I have a CRS317 (idk the numbers, 16x sfp+ and one 1gbe rj45). I’ve had it running SwOS for years with my esxi hosts connected to it. My home network is a router on stick setup and it’s been awesome for ~10 years.
But with all this pfsense plus fees and money garbage, I’m thinking about putting the microtik crs317 into routeros L3 mode so I can buy a netgate box like 1100/2100 (and get pfsense plus with the appliance).
Wondering what people’s real-world experience is with routeros on the crs317 switch?
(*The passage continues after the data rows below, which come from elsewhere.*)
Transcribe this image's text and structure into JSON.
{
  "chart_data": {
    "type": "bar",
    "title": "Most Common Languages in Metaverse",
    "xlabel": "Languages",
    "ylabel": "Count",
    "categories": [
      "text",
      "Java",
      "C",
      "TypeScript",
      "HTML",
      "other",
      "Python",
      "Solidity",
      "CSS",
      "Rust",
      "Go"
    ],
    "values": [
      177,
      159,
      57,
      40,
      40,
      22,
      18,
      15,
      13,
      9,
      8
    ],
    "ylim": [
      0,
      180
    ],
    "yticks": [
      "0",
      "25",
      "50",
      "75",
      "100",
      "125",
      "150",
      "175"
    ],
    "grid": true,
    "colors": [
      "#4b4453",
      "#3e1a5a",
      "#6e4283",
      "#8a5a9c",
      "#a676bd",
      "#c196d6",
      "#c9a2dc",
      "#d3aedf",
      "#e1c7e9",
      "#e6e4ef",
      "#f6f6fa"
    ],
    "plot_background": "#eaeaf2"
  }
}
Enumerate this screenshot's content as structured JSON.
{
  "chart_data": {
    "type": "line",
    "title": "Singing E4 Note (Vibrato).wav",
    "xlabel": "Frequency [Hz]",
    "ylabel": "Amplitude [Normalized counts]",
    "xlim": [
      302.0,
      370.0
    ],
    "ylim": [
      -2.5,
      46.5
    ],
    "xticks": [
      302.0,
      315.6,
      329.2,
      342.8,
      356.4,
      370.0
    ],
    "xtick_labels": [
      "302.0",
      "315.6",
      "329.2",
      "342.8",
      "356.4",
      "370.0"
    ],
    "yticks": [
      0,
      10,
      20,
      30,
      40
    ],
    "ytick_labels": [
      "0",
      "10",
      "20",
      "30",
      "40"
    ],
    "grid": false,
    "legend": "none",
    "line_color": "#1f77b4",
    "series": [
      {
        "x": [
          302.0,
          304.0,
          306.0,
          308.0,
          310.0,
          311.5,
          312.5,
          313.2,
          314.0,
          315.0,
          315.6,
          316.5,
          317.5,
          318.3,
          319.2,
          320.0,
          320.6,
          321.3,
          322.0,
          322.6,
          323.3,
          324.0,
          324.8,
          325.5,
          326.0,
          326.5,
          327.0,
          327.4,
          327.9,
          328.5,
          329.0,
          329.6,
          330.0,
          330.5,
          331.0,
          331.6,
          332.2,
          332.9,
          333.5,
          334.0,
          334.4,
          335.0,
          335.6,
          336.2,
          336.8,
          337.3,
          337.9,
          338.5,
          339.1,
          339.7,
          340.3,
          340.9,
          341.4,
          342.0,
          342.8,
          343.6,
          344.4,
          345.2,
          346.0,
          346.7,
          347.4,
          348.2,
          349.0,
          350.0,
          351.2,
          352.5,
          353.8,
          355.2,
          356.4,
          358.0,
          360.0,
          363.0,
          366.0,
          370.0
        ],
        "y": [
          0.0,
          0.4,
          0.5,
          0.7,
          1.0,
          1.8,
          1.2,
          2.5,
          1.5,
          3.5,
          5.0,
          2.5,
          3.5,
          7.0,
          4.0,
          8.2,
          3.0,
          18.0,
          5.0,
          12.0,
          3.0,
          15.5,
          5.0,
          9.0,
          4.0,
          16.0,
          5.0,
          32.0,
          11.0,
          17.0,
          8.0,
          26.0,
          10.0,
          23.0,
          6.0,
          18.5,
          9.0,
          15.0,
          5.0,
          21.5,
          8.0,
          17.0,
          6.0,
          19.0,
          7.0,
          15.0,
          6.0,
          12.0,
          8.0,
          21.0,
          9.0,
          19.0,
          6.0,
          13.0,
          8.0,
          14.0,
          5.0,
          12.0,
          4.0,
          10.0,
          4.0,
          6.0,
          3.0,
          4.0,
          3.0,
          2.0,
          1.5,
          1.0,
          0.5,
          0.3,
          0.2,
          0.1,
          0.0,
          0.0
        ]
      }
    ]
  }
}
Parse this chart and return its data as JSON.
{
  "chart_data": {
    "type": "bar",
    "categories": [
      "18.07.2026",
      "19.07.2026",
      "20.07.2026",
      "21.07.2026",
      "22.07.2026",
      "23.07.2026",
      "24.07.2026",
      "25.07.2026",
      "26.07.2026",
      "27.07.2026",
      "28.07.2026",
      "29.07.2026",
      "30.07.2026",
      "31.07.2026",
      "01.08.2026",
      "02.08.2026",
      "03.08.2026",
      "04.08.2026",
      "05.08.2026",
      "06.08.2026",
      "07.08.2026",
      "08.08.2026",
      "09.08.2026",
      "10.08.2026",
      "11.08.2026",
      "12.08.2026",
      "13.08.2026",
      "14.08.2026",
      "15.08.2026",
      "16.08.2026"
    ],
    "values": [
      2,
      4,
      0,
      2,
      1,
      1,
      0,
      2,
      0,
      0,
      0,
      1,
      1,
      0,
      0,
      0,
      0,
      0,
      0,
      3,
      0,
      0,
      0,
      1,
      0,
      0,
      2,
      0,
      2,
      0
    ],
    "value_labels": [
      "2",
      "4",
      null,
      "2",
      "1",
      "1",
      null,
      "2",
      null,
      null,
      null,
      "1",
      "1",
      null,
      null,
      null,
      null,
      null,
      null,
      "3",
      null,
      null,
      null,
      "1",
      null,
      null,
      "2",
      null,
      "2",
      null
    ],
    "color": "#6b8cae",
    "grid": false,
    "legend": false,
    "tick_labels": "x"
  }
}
I can currently saturate 10gbe and part of my battery backup and shutdown procedure is based on the timing of those transfers/migrations, etc. so while I don’t need to absolutely keep every bit of 10GbE, I can’t go down to something like 2.5GbE.
Thanks.
I guess if the mikrotik won’t work: Should I buy a router? Should I buy a Cisco sx550x 10gbe switch? Thx.
You must log in or register to comment.
The hardware Mikronik has does not do L3 on-chip so it will be CPU based, and will be horrible. I also find RouterOS really hard to use compared to things like JunOS. I’m bias here.
Why can’t you use OPNsense if you for some reason dont want to sit in the same boat as PFsense? I have not followed whatever happens there as I left PFSense years ago.
Having L3 at the access switch layer have other benefits.
Having L3 at the access switch layer have other benefits.
Thx. for the response. I bit the bullet and bought a second identical machine (lenovo tiny m720q) to what I’m running now with pfsense. When it gets here and I get it together I’ll run the second machine with opnsense, in parallel to the current pfsense setup. I’ll probably do something like a double-nat and use opnsense for my esxi and homelab stuff so I can keep pfsense running the rest of the house.
What do you mean other benefits? ACLs? I have pfsense (2x sfp+ lan lacp, 1x mobo gigabit wan), then a Cisco SG500X-24 in L2 mode, then from there I’ve got the mikrotik crs317 and a bunch of cisco sg300 switches. If I make a change I’d probably offload the dhcp server too. What else am I missing?
Should I try to replace pfsense 1:1 with opnsense for now, and then make changes later (or don’t change anything once I’m comfortable)? I’ve been using essentially the same setup for so long I don’t really know much else.